Alzheimer's disease, which is defined pathologically by abundant
amyloid plaques and neurofibrillary tangles concurrent with synaptic and neuronal loss, is the most common underlying cause of
dementia in the elderly. Among the oldest-old, those aged 90 and older, other ageing-related brain pathologies are prevalent in addition to
Alzheimer's disease, including
cerebrovascular disease and
hippocampal sclerosis. Although definite
Alzheimer's disease pathology can distinguish
dementia from normal individuals, the pathologies underlying
cognitive impairment, especially in the oldest-old, remain poorly understood. We therefore conducted studies to determine the relative contributions of
Alzheimer's disease pathology,
cerebrovascular disease,
hippocampal sclerosis and the altered expression of three synaptic
proteins to cognitive status and global cognitive function. Relative immunohistochemistry intensity measures were obtained for
synaptophysin, Synaptic vesicle transporter Sv2 (now known as SV2A) and
Vesicular glutamate transporter 1 in the outer molecular layer of the hippocampal dentate gyrus on the first 157 participants of 'The 90+ Study' who came to autopsy, including participants with
dementia (n = 84), those with
cognitive impairment but no
dementia (n = 37) and those with normal cognition (n = 36). Thal phase, Braak stage,
cerebrovascular disease,
hippocampal sclerosis and Pathological 43-kDa transactive response sequence DNA-
binding protein (TDP-43) were also analysed. All measures were obtained blind to cognitive diagnosis. Global cognition was tested by the Mini-Mental State Examinaton. Logistic regression analysis explored the association between the pathological measures and the odds of being in the different cognitive groups whereas multiple regression analyses explored the association between pathological measures and global cognition scores. No measure clearly distinguished the control and
cognitive impairment groups. Comparing the
cognitive impairment and
dementia groups,
synaptophysin and SV2 were reduced, whereas Braak stage, TDP-43 and
hippocampal sclerosis frequency increased.
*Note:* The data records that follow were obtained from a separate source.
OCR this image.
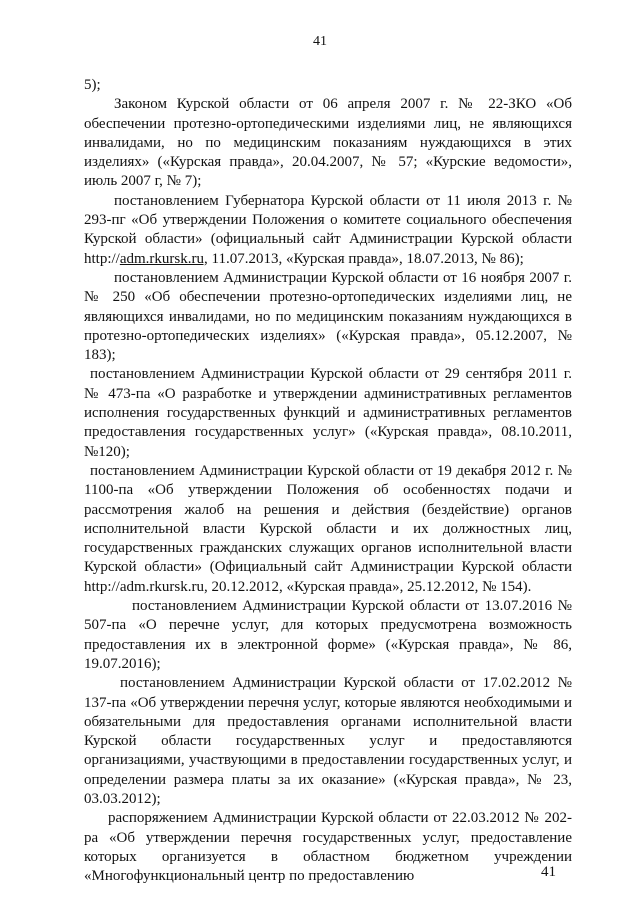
41

5);

Законом Курской области от 06 апреля 2007 г. № 22-ЗКО «Об обеспечении протезно-ортопедическими изделиями лиц, не являющихся инвалидами, но по медицинским показаниям нуждающихся в этих изделиях» («Курская правда», 20.04.2007, № 57; «Курские ведомости», июль 2007 г, № 7);

постановлением Губернатора Курской области от 11 июля 2013 г. № 293-пг «Об утверждении Положения о комитете социального обеспечения Курской области» (официальный сайт Администрации Курской области http://adm.rkursk.ru, 11.07.2013, «Курская правда», 18.07.2013, № 86);

постановлением Администрации Курской области от 16 ноября 2007 г. № 250 «Об обеспечении протезно-ортопедических изделиями лиц, не являющихся инвалидами, но по медицинским показаниям нуждающихся в протезно-ортопедических изделиях» («Курская правда», 05.12.2007, № 183);

постановлением Администрации Курской области от 29 сентября 2011 г. № 473-па «О разработке и утверждении административных регламентов исполнения государственных функций и административных регламентов предоставления государственных услуг» («Курская правда», 08.10.2011, №120);

постановлением Администрации Курской области от 19 декабря 2012 г. № 1100-па «Об утверждении Положения об особенностях подачи и рассмотрения жалоб на решения и действия (бездействие) органов исполнительной власти Курской области и их должностных лиц, государственных гражданских служащих органов исполнительной власти Курской области» (Официальный сайт Администрации Курской области http://adm.rkursk.ru, 20.12.2012, «Курская правда», 25.12.2012, № 154).

постановлением Администрации Курской области от 13.07.2016 № 507-па «О перечне услуг, для которых предусмотрена возможность предоставления их в электронной форме» («Курская правда», № 86, 19.07.2016);

постановлением Администрации Курской области от 17.02.2012 № 137-па «Об утверждении перечня услуг, которые являются необходимыми и обязательными для предоставления органами исполнительной власти Курской области государственных услуг и предоставляются организациями, участвующими в предоставлении государственных услуг, и определении размера платы за их оказание» («Курская правда», № 23, 03.03.2012);

распоряжением Администрации Курской области от 22.03.2012 № 202-ра «Об утверждении перечня государственных услуг, предоставление которых организуется в областном бюджетном учреждении «Многофункциональный центр по предоставлению	41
Thal phase and VGLUT1 did not distinguish the
cognitive impairment and
dementia groups. All measures distinguished the
dementia and control groups and all markers associated with the cognitive test scores. When all markers were analysed simultaneously, a reduction in
synaptophysin, a high Braak stage and the presence of TDP-43 and
hippocampal sclerosis associated with global cognitive function. These findings suggest that tangle pathology,
hippocampal sclerosis, TDP-43 and perforant pathway synaptic loss are the major contributors to
dementia in the oldest-old. Although an increase in plaque pathology and glutamatergic synaptic loss may be early events associated with
cognitive impairment, we conclude that those with
cognitive impairment, but no
dementia, are indistinguishable from cognitively normal subjects based on the measures reported here.